A couple trends are:
-100% hydrogen is fairly reproducible, it seems to get worse with the mixtures.
-Over a course of several identical runs, there is a trend where hydrogen peak are will *increase* and air peak area will *decrease*. You can see that trend buried in some stretches of this data, but you don't have the order of the samples.

This is a real noodle scratcher. It seems like the more air in the mix the less reproducible the areas at the GC. Have you tried 100% air and checked repeatability there?

When you say that the identical setup had less than 15% drift, does that include the gas mixing setup?

I may not be much help here, but I would begin by convincing myself that the GC has good repeatability. Then I would begin to question the mixing apparatus. If you have access to a summa canister or a small cylinder you may be able to capture the gas mix in an evacuated canister to convince yourself that the gas mixing apparatus is not the problem.

Sorry to not be much help. If you contact the company Entech, they may be willing to help.
It was a while ago, but I did a calibration with different volumes of air and it had come out looking nearly linear (so did a calibration with different volumes of hydrogen).

I haven't tried verifying with air recently though.

Yeah, I've suspected the mixing apparatus but I can't imagine what could be going wrong in it. It probably has a pretty small volume, but gases should mix quite readily, and if nothing is leaking...

We use the mixing apparatus to fill sample cylinders (which I think is also not reproducible), also this apparatus will be used to take real unknown samples from a bomb.

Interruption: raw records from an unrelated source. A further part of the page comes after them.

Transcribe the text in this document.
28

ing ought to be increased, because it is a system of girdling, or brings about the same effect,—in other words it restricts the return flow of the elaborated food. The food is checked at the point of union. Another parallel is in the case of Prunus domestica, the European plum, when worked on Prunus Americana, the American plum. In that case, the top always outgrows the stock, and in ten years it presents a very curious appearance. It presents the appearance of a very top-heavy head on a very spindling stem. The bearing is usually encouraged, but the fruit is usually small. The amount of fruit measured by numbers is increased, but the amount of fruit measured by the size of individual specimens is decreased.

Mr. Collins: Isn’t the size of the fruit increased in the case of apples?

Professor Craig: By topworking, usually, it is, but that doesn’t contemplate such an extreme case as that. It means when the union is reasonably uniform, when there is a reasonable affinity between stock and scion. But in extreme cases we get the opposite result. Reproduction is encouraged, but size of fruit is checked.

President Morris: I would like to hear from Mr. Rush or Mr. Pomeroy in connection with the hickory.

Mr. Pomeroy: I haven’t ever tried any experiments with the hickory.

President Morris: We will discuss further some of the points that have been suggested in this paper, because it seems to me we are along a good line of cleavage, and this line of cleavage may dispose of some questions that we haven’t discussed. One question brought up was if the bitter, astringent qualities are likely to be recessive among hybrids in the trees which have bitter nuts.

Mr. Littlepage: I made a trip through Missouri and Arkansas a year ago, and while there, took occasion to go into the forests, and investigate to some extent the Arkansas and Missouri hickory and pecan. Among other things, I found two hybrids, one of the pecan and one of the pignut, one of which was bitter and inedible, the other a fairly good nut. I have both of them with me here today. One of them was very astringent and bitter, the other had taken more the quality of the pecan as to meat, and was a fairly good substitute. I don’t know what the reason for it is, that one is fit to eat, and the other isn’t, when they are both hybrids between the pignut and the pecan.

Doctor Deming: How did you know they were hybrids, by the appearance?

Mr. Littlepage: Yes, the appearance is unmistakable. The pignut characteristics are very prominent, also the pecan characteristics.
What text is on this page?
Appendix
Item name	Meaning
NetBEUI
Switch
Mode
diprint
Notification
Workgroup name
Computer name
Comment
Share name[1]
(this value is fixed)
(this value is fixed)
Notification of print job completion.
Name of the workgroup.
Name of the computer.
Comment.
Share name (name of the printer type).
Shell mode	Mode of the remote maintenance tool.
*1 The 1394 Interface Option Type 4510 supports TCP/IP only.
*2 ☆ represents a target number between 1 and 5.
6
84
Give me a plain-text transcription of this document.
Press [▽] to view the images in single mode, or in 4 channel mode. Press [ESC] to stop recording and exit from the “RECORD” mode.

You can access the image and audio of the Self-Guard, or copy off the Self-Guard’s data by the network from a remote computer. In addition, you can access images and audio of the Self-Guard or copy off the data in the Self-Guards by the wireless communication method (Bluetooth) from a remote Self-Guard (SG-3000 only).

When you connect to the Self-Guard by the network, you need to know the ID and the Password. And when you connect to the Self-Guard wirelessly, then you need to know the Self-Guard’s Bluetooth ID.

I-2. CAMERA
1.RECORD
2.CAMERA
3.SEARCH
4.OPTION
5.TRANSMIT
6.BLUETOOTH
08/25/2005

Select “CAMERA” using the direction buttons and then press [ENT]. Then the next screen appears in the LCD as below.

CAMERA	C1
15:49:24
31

I'm pretty sure the identical analysis from a few years ago used the same mixing setup, but the person doing the analysis was provided with the samples in the sample cylinders filled with the setup. He was sampling by syringe through the same sort of Swagelok septum adapter, only I think he used 20 uL instead of 10 uL, but 20 uL hydrogen peak is so huge and wide (argon reference is REALLY sensitive to hydrogen) that you don't get good baseline resolution with the air peak a couple minutes later.